3.3. Gene Family Expansion and Contraction

As previously described, gene family expansion and contraction have been investigated according to the most recent common ancestor inferred with CAFÉ v2.1. Six molluscan species (R. philippinarum, C. gigas, P. yessoensis, C. farreri, S. broughtonii and O. bimaculoides), representing different lifestyles were used to identify expanded and contracted gene families (Figure 4). The habitat adaptation in mollusks is displayed in Figure 4A. The analysis of gene families indicated that there were 1408 gene family expansions and 12,176 gene family contractions identified in R. philippinarum genome. Among them, 24 single-copy gene families showing significant expansions or contractions were identified as the rapidly evolving families (p < 0.05; Figure 4B). The GO enrichment for the 24 gene families revealed that they were mainly involved in RNA splicing, RNA processing, metabolic process and DNA integration. The KEGG pathway analysis indicated that these expansion of gene families were mainly enriched in lysine degradation, axon regeneration, metabolic pathways, endocytosis, ubiquitin mediated proteolysis, N-glycan biosynthesis, TGF-beta signaling pathway, and ECM-receptor interaction (Figure 5).
For the Manila clam, the 24 expanded gene families representing the conserved domains have been illustrated in the heatmap (Figure 4, Supplementary Figure S4). Comparisons among the six molluscan species revealed conserved domains in these expanded gene families, including RVT_1, HEPN_DZIP3, AAA, RHD3_GTPase, FReD, 7tm_1, Neu_chan_LBD, zf-C2H2, etc. Together with the hard clam M. mercenaria, we find that the infaunal bivalves (R. philippinarum and M. mercenaria) share some of the same gene family expansions, such as interferon-induced very large GTPase, mobile element jockey-like, E3 ubiquitin-protein ligase, neuronal acetylcholine receptor, and fibrinogen C domain-containing protein (Supplementary Table S4).
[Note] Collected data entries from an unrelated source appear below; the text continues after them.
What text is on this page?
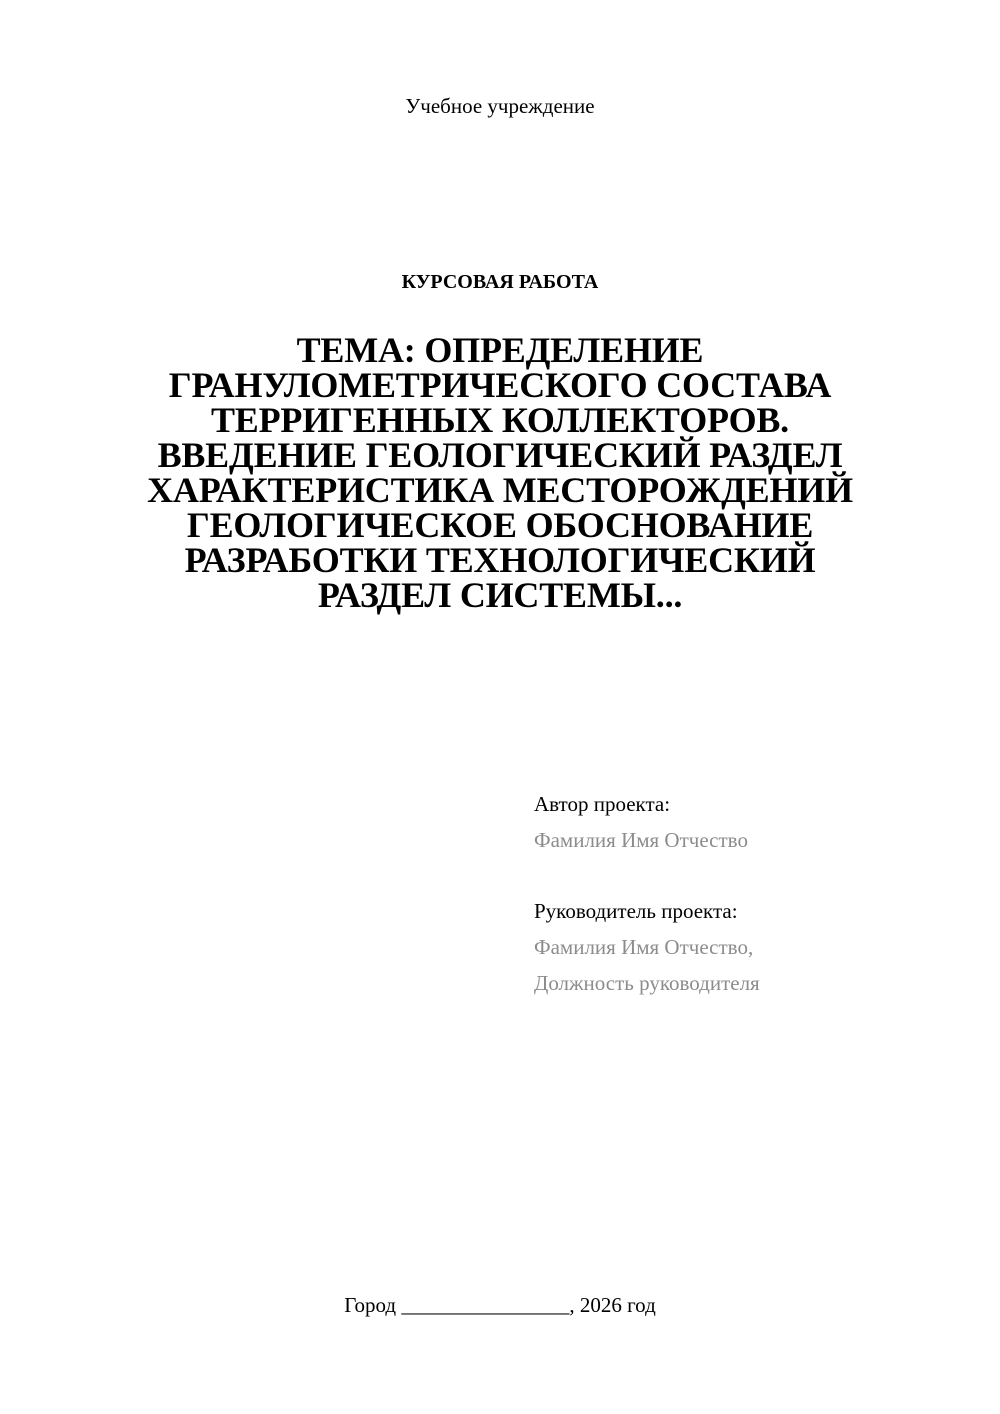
Учебное учреждение
КУРСОВАЯ РАБОТА
ТЕМА: ОПРЕДЕЛЕНИЕ
ГРАНУЛОМЕТРИЧЕСКОГО СОСТАВА
ТЕРРИГЕННЫХ КОЛЛЕКТОРОВ.
ВВЕДЕНИЕ ГЕОЛОГИЧЕСКИЙ РАЗДЕЛ
ХАРАКТЕРИСТИКА МЕСТОРОЖДЕНИЙ
ГЕОЛОГИЧЕСКОЕ ОБОСНОВАНИЕ
РАЗРАБОТКИ ТЕХНОЛОГИЧЕСКИЙ
РАЗДЕЛ СИСТЕМЫ...
Автор проекта:
Фамилия Имя Отчество
Руководитель проекта:
Фамилия Имя Отчество,
Должность руководителя
Город ________________, 2026 год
According to GO and KEGG enrichment analysis, these expanded gene families are mainly involved in amino acid metabolism and neuroregulation (Supplementary Figure S5). It is therefore suggested that the infaunal bivalves may have evolved their unique metabolic mechanism and neuroregulatory system for habitat adaptation, which may arise independently in different lineages (i.e., convergent evolution) [86,87].
Notably, a significant expansion of transposable elements (TE) was also found in the Manila clam, including non-LTR retrotransposon (jockey-like, jockey, and pol-like), DNA transposons (IS481), and LTR retrotransposon (pao/BEL) (Supplementary Table S3). Three elements (pol-like, IS481, pao/BEL) were detected in R. philippinarum but not in the other five molluscan species. Like other mollusks, pao/BEL in R. philippinarum is also identified as the second most abundant superfamily of LTR retrotransposons (Supplementary Table S2) [19]. Like retroviruses, LTR retrotransposons can move between organisms and integrate new copies or new insertions into new host genomes by horizontal transfer events [88,89,90]. Recently, horizontal transfer of retrotransposons has been indicated among bivalves and other aquatic species of multiple phyla, whereas pao/BEL elements do not occur in mammals [77]. Together with the present study, the widespread occurrence of pao/BEL in molluscan genomes supports the hypothesis that pao/BEL elements may have evolved during early metazoan evolution [19,90]. It is therefore suggested that the remarkable expansion of pao/BEL in clam R. philippinarum may play an important role in genome evolution of the buried bivalves.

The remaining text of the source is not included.